This article first appeared in Health and Safety at Work magazine,

It’s unclear whether the Social Action, Responsibility and Heroism Bill (SARAH), announced in the Queen’s speech in early June, is just political rhetoric or part of a sensible reform of the personal injury claims system.

The bill’s basic premise is that, when considering a claim that a person was negligent or breached a statutory duty, courts must factor in what the person was doing (or trying to do) at the time. When deciding whether a defendant had breached their duty of care owed to the claimant, judges will have to consider whether they were acting for the benefit of society, had demonstrated a generally responsible approach towards others’ safety or were acting heroically by intervening in an emergency.

The idea is that we should not be deterred from participating in an active society for fear our good intentions will turn sour if somebody is injured by our actions. This is an issue government and the regulator have been trying to tackle via recent reform of costs rules in civil litigation and the HSE’s myth buster campaign. So, does SARAH add anything?

There are limits on how effective the law is likely to be in practice. It only has an impact once cases reach the civil courts. This will not necessarily deter claimants from bringing proceedings in the first place — after all, the common law duty of care principles have not changed — and many cases do not make it to court,  because defendants (particularly insured ones) cannot justify the time, cost and distress caused by pursuing a case and instead agree to settle early.

It will be a significant gamble for defendants to take their cases to court in the expectation that a friendly judge will agree that their good intentions are sufficient to justify rejecting the claim. The official impact assessment for SARAH admits there is likely to be only a slight drop in the number of negligence cases brought and a slightly reduced aggregate amount of compensation paid. So it seems the government’s own aspirations for the new law are low.

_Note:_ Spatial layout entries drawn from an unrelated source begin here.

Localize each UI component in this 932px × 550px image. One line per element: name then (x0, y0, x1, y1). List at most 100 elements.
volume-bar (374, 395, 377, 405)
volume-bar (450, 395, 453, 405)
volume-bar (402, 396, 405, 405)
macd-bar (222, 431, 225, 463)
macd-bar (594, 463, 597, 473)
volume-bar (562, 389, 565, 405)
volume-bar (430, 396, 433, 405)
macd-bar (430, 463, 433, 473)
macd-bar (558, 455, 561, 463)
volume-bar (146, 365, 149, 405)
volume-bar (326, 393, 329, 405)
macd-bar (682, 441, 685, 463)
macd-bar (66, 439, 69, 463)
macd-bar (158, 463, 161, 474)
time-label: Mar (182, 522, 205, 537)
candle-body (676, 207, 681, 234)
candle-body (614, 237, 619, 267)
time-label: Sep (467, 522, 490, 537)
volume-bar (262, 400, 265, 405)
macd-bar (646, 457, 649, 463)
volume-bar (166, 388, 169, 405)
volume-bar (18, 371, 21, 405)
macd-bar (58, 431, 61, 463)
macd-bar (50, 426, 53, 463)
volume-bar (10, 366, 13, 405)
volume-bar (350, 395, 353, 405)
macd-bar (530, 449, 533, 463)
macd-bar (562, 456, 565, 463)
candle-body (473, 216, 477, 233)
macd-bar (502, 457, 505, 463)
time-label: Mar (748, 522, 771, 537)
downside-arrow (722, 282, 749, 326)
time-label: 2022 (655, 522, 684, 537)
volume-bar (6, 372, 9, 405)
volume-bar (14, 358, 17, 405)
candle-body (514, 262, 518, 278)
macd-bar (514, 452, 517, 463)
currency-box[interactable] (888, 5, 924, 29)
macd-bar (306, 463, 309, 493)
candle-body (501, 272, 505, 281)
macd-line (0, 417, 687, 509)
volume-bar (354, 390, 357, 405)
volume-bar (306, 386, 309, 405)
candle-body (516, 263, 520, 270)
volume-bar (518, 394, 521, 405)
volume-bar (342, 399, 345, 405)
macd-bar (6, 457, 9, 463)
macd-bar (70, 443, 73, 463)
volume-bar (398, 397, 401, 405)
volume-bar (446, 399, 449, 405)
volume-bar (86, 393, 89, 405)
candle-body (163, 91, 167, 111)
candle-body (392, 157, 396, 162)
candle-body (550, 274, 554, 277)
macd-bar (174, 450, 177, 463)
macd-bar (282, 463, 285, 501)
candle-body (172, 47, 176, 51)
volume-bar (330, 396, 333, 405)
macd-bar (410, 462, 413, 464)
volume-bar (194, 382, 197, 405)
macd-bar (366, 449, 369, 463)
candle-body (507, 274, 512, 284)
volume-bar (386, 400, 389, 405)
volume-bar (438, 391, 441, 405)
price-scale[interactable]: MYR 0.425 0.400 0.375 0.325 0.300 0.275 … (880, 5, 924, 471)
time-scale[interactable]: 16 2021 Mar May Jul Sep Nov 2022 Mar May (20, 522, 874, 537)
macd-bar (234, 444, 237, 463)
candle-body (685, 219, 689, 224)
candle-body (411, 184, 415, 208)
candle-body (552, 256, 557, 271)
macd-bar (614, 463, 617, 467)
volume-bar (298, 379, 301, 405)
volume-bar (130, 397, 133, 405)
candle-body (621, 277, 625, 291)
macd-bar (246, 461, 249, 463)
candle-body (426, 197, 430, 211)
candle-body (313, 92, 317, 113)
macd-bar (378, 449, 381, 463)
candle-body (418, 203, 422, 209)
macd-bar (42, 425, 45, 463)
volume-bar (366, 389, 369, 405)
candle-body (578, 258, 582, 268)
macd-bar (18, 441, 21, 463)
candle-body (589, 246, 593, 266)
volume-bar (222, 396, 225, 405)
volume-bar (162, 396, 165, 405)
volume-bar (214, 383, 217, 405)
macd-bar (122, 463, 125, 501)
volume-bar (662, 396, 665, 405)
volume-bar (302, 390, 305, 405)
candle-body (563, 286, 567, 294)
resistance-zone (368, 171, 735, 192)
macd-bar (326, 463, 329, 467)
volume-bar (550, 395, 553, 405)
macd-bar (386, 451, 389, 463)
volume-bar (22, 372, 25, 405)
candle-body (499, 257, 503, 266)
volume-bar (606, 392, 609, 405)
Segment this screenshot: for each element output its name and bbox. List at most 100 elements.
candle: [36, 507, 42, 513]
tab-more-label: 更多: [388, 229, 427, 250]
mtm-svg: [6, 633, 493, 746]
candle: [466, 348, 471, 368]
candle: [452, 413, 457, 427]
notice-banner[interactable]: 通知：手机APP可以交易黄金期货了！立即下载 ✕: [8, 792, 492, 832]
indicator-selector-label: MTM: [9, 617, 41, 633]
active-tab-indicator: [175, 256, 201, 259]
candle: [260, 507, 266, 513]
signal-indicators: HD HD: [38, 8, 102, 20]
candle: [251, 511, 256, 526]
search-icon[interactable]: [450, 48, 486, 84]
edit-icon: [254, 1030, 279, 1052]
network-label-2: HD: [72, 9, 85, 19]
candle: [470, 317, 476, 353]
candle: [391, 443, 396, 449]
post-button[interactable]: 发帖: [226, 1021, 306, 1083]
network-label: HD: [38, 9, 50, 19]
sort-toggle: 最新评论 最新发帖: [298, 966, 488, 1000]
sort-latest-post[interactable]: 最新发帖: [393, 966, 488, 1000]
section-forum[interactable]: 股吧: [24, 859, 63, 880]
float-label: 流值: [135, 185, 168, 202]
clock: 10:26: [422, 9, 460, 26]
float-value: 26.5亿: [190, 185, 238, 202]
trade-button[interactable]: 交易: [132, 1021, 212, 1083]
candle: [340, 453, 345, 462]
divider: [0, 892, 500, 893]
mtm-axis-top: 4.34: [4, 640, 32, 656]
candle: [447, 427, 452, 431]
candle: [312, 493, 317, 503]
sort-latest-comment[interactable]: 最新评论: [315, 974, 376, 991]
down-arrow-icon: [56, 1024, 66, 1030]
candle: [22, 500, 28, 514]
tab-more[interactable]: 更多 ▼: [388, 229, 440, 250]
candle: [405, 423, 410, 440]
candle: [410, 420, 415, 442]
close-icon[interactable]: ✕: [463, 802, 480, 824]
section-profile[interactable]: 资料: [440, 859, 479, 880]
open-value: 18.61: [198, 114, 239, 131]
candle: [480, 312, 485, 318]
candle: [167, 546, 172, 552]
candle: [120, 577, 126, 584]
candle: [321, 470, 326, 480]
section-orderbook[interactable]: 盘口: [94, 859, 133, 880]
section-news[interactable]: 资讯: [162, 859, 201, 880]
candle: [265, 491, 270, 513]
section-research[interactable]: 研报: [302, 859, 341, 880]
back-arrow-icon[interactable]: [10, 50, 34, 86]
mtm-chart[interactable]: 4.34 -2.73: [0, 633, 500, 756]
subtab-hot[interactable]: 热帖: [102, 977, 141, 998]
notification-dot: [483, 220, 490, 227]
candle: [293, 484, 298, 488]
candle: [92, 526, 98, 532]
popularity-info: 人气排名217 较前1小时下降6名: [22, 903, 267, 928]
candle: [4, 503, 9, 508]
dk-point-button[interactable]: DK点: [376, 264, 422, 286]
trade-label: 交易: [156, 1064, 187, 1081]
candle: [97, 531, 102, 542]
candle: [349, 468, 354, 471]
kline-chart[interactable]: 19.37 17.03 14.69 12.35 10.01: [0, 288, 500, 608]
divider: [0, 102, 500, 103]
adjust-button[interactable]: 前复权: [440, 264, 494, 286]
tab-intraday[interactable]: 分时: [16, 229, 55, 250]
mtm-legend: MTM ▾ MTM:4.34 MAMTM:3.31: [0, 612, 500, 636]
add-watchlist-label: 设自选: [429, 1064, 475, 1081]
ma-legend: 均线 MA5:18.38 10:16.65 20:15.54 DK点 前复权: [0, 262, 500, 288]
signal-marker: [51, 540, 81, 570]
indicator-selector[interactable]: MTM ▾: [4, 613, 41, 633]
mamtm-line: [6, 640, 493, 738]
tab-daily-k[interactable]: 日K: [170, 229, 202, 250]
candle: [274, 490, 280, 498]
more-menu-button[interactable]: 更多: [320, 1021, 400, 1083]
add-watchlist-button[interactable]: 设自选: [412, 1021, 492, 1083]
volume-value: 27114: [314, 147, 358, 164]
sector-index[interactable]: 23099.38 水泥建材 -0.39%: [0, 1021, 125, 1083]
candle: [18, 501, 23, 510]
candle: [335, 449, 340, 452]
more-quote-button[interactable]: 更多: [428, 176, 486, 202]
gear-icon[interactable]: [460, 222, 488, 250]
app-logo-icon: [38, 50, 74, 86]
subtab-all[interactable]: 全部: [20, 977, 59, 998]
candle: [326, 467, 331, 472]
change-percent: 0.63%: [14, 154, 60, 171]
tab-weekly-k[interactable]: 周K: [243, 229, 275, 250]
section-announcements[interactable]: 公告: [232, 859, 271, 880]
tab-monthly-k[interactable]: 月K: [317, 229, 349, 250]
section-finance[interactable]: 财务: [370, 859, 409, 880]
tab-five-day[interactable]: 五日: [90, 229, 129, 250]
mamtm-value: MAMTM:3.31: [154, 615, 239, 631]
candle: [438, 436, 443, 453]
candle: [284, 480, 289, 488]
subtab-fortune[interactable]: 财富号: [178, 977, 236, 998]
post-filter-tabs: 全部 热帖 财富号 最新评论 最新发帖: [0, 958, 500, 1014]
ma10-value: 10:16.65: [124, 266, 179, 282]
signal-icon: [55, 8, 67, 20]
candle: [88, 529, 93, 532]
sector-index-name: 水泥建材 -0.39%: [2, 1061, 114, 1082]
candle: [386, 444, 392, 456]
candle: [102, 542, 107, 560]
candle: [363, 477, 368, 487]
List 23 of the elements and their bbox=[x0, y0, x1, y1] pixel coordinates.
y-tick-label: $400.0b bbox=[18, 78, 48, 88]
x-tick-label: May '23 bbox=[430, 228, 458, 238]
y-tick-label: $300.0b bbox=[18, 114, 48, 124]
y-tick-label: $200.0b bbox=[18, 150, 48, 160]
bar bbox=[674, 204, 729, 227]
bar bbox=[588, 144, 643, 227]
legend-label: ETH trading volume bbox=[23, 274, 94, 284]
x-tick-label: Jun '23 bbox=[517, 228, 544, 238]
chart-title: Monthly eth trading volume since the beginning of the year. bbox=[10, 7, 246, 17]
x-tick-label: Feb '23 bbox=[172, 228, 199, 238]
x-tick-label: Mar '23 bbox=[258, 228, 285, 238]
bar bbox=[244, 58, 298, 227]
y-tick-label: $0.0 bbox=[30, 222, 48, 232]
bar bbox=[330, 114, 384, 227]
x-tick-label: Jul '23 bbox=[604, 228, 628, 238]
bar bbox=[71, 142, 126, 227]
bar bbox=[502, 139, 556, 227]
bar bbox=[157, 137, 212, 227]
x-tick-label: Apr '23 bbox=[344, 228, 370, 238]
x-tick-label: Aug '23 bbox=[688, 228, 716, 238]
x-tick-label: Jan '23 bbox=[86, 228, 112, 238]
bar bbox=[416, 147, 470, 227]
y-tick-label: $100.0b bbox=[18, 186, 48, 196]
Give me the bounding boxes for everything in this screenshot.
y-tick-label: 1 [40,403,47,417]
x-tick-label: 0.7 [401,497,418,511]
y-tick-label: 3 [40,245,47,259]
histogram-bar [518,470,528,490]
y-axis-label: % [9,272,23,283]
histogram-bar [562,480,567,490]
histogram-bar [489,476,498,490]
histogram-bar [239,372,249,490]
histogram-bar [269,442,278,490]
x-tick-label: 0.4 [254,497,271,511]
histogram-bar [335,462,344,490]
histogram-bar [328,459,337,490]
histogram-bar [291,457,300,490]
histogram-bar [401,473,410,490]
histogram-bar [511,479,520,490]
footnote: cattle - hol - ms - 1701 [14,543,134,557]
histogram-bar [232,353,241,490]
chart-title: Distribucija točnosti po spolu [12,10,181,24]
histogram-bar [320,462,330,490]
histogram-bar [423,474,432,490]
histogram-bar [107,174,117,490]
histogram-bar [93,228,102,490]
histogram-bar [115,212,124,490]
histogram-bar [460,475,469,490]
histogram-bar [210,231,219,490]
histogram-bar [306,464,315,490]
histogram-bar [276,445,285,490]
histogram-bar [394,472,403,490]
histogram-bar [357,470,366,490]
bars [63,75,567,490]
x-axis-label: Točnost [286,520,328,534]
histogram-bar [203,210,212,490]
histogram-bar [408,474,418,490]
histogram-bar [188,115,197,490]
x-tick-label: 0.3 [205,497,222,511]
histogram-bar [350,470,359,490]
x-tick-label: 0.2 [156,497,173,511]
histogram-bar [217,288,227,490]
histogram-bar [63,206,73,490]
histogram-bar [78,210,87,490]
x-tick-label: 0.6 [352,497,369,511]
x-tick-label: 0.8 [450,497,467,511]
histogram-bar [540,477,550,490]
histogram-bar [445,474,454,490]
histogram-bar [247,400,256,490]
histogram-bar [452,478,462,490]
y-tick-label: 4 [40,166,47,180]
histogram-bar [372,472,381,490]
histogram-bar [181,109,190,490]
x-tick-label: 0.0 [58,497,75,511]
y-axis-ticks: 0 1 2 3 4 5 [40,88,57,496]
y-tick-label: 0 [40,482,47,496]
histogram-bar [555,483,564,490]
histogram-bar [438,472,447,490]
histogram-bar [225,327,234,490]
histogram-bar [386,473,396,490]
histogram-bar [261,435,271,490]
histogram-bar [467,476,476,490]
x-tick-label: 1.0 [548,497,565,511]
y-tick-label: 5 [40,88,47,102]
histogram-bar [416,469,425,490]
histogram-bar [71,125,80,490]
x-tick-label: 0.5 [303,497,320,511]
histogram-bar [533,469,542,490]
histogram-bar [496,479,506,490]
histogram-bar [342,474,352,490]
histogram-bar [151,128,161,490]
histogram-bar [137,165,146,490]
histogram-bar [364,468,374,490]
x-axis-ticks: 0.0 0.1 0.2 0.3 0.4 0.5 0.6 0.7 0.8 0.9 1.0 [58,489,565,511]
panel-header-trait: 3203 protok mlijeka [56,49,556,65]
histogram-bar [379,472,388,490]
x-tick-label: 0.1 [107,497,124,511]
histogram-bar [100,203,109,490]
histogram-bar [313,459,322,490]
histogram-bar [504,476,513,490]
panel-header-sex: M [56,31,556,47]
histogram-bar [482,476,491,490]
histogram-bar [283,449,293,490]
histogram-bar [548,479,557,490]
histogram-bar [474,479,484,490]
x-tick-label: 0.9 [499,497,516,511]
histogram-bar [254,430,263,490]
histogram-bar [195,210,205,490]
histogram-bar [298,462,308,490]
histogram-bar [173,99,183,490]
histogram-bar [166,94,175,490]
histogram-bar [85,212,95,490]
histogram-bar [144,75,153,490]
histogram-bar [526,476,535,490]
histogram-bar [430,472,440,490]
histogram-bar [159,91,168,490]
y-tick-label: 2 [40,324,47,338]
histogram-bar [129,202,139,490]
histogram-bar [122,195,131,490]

It is also significant that SARAH has no impact on criminal liabilities for breach of health and safety law. Though concerns about civil claims are more significant for many employers and community organisations, it is naïve to believe that regulators are consistent in the way they apply the law. This is particularly true of enforcement notices, which, though not criminal sanctions, can still be damaging for organisations. It would be nice to think regulators might take into account SARAH and the signpost from government not to punish people who have been trying to do the right thing. But the strongest way of ensuring that would be to extend SARAH to cover criminal liabilities for health and safety failings.